Por tanto, para acertar en todo, es necesario reunirse, buscar y escuchar en espíritu de comunión lo que el Señor dice a su Iglesia, aún cuando nuestra cultura moderna considere toda autoridad como opresora. Este reconocimiento de la Iglesia en el discernimiento, que prepara nuestra misión, ciertamente no excluye el diálogo y el razonamiento, la conversación y la consulta. Al fin del camino, siempre está el riesgo del salto en la fe, que pese a su lado oscuro sin duda será fuente de luz para nosotros.
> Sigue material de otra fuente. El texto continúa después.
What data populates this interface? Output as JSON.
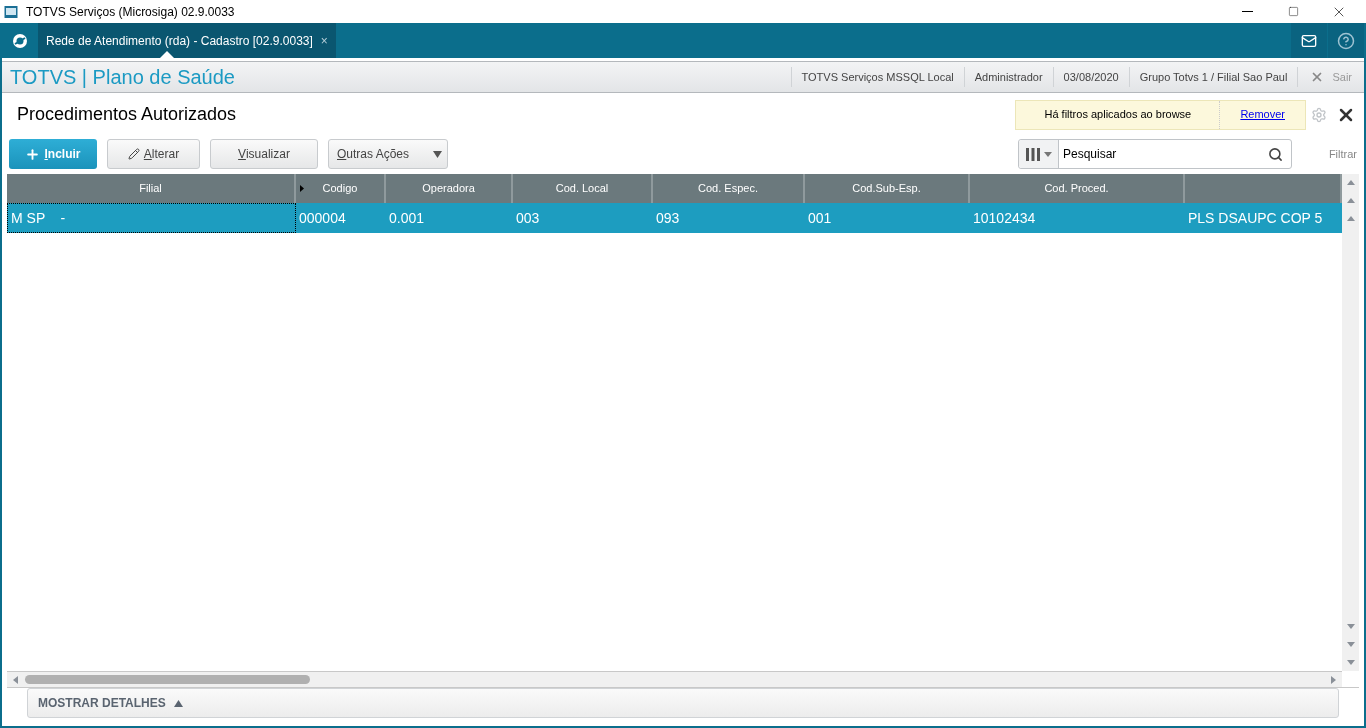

Se dice a veces que es más fácil creer en Dios, que siempre permanece invisible, o creer en Jesús, que ya no vive entre nosotros al modo humano; pero creer en el misterio de la Iglesia es más difícil, porque está visiblemente presente y habla en voz alta y clara; tanto que corremos el riesgo de no ver en ella, con los ojos de la fe, la presencia invisible de la Trinidad Santa, de la cual vive la Iglesia en todo. Por esta razón, Ignacio no teme la comunión con la Iglesia en la realización de su misión, y ese es su segundo consejo. En la Iglesia local, como también en CVX, “es el mismo Espíritu quien nos gobierna y rige para la salud de nuestras ánimas.” (EE 365) Es el Espíritu quien da el sentido verdadero de Iglesia, tanto cuando Ignacio debe inclinarse ante una decisión de la autoridad eclesiástica, como cuando discute con sus compañeros cómo resolver los problemas de servicio a la Iglesia, o cuando se siente movido a discernir la necesidad de nuevas iniciativas o de puntos de vista renovados: siempre es el mismo Espíritu. También Él será quien garantice, en esta Asamblea de Nairobi, la dimensión eclesial y el carácter ignaciano de vuestro discernimiento, hecho con generosidad y amor hacia la esposa del Señor.

Pidamos, con las mismas palabras de Ignacio, que el Espíritu de amor nos ayude a discernir lo que Dios desea de nosotros, para que podamos llevarlo a cabo en cuanto Comunidad de Vida Cristiana.